Other works were on the same scale, if not larger. From a 40 kilometre-long fabric fence in California, to thousands of huge umbrellas in Japan and California, to an enormous mastaba in London. They dared to dream, and realise those dreams.

Nature was not their only canvas however, as the duo famously turned to buildings. In 1984, after nine years of lobbying the Parisian mayor Jacques Chirac, they wrapped the Post Neuf in a glimmering sandstone fabric, as if imitating sunset. This obscured the building’s intricate Gothic architecture into something that moved and shifted with the wind, once again subverting a sense of place turning something so concrete into a work of abstraction.
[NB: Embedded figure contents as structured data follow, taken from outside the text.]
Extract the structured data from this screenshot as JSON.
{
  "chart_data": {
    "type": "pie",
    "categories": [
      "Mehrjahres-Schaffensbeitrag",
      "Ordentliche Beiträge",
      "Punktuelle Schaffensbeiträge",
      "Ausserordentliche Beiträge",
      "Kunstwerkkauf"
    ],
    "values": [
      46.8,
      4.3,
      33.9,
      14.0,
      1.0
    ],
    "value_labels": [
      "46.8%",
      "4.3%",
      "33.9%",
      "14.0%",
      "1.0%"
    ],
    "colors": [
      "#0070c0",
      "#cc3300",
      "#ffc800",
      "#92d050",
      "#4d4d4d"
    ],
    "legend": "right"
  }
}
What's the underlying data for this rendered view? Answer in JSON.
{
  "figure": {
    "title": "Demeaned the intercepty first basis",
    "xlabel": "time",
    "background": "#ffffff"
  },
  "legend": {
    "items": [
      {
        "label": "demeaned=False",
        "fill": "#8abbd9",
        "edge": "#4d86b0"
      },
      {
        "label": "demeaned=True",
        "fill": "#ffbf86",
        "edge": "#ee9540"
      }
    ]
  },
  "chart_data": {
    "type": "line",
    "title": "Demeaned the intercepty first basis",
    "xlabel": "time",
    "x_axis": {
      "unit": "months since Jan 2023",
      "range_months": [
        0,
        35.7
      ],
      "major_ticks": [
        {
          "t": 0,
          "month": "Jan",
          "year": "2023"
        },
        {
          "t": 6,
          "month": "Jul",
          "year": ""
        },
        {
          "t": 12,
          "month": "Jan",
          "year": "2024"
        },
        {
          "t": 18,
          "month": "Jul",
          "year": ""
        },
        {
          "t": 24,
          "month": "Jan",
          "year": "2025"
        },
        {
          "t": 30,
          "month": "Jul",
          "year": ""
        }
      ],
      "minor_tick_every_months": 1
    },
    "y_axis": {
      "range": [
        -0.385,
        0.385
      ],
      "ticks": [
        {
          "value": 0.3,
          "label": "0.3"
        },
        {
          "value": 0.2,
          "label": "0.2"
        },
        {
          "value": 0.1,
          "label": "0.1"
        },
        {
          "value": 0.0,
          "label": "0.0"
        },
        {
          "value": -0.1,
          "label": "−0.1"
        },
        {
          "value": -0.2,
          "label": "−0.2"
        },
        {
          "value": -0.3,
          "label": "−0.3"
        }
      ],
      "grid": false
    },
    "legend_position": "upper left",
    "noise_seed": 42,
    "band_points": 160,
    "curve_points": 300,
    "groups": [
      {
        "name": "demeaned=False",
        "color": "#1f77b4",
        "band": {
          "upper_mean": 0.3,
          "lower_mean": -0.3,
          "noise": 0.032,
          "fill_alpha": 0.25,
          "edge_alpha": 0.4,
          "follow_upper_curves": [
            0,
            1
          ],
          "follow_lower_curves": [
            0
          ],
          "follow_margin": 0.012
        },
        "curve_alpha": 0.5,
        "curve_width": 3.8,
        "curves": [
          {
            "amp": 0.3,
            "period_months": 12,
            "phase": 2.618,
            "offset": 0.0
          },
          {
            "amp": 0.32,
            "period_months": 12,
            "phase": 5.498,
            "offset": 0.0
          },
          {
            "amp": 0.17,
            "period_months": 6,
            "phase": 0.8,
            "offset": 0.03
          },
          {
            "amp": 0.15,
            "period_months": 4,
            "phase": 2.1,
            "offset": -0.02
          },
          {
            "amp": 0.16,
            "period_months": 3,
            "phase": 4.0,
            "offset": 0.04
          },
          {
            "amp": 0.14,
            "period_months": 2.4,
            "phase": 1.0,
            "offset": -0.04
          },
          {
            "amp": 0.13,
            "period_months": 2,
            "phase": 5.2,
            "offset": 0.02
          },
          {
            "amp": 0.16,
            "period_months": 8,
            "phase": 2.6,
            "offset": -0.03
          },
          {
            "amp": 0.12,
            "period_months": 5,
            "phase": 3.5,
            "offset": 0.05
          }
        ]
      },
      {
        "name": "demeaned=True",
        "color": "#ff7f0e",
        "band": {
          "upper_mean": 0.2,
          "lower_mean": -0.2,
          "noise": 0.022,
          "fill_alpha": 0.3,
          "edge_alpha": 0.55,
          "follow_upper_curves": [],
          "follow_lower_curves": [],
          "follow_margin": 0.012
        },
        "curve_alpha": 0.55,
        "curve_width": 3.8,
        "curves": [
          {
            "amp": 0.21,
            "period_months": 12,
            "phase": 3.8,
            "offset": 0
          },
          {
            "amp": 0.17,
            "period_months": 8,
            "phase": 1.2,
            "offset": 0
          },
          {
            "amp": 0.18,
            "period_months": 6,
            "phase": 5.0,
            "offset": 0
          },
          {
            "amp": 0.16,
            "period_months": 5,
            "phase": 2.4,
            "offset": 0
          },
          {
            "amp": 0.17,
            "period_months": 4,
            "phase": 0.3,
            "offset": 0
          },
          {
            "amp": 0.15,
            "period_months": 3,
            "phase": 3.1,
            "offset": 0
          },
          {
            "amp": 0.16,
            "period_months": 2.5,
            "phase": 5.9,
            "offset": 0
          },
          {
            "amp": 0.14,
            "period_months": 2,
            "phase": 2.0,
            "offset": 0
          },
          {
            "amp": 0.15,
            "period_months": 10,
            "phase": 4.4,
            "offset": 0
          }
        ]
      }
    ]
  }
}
This culminated in the wrapping of the Reichstag in 1995, which the pair saw as a symbol of Cold War, East-West relations that had shaped so much of Christo’s early years. The building became hidden by fragile material that distorted its iconic structure, and people flocked to see it. As Christo said, “they knew they were seeing something that would never happen again.” They were seeing the impermanence of human achievement, against the permanence of the world surrounding it. “They all go away when they’re finished,” Christo once said of his works. “Only the preparatory drawings and collages are left, giving my works an almost legendary character. I think it takes much greater courage to create things to be gone than to create things that will remain.”

Jeanne-Claude died in 2009, yet the pair were so intertwined that Christo continued to work, creating for her a legacy. He pushed on with unfinished works, such as a golden path on Lake Iseo in Italy. At the time of Christo’s death, he had plans to wrap the Arc de Triomphe, where had been suspended until 2021 due to Covid-19.

Perhaps his biggest unrealised plan was the only work that was meant to be permanent. A colossal scale mastaba in the deserts of Abu Dhabi made out of oil barrels, set to be larger than the Egyptian pyramids, symbolising a stairway to heaven.

It is this dreamlike vision for which Christo and Jeanne-Claude should be remembered.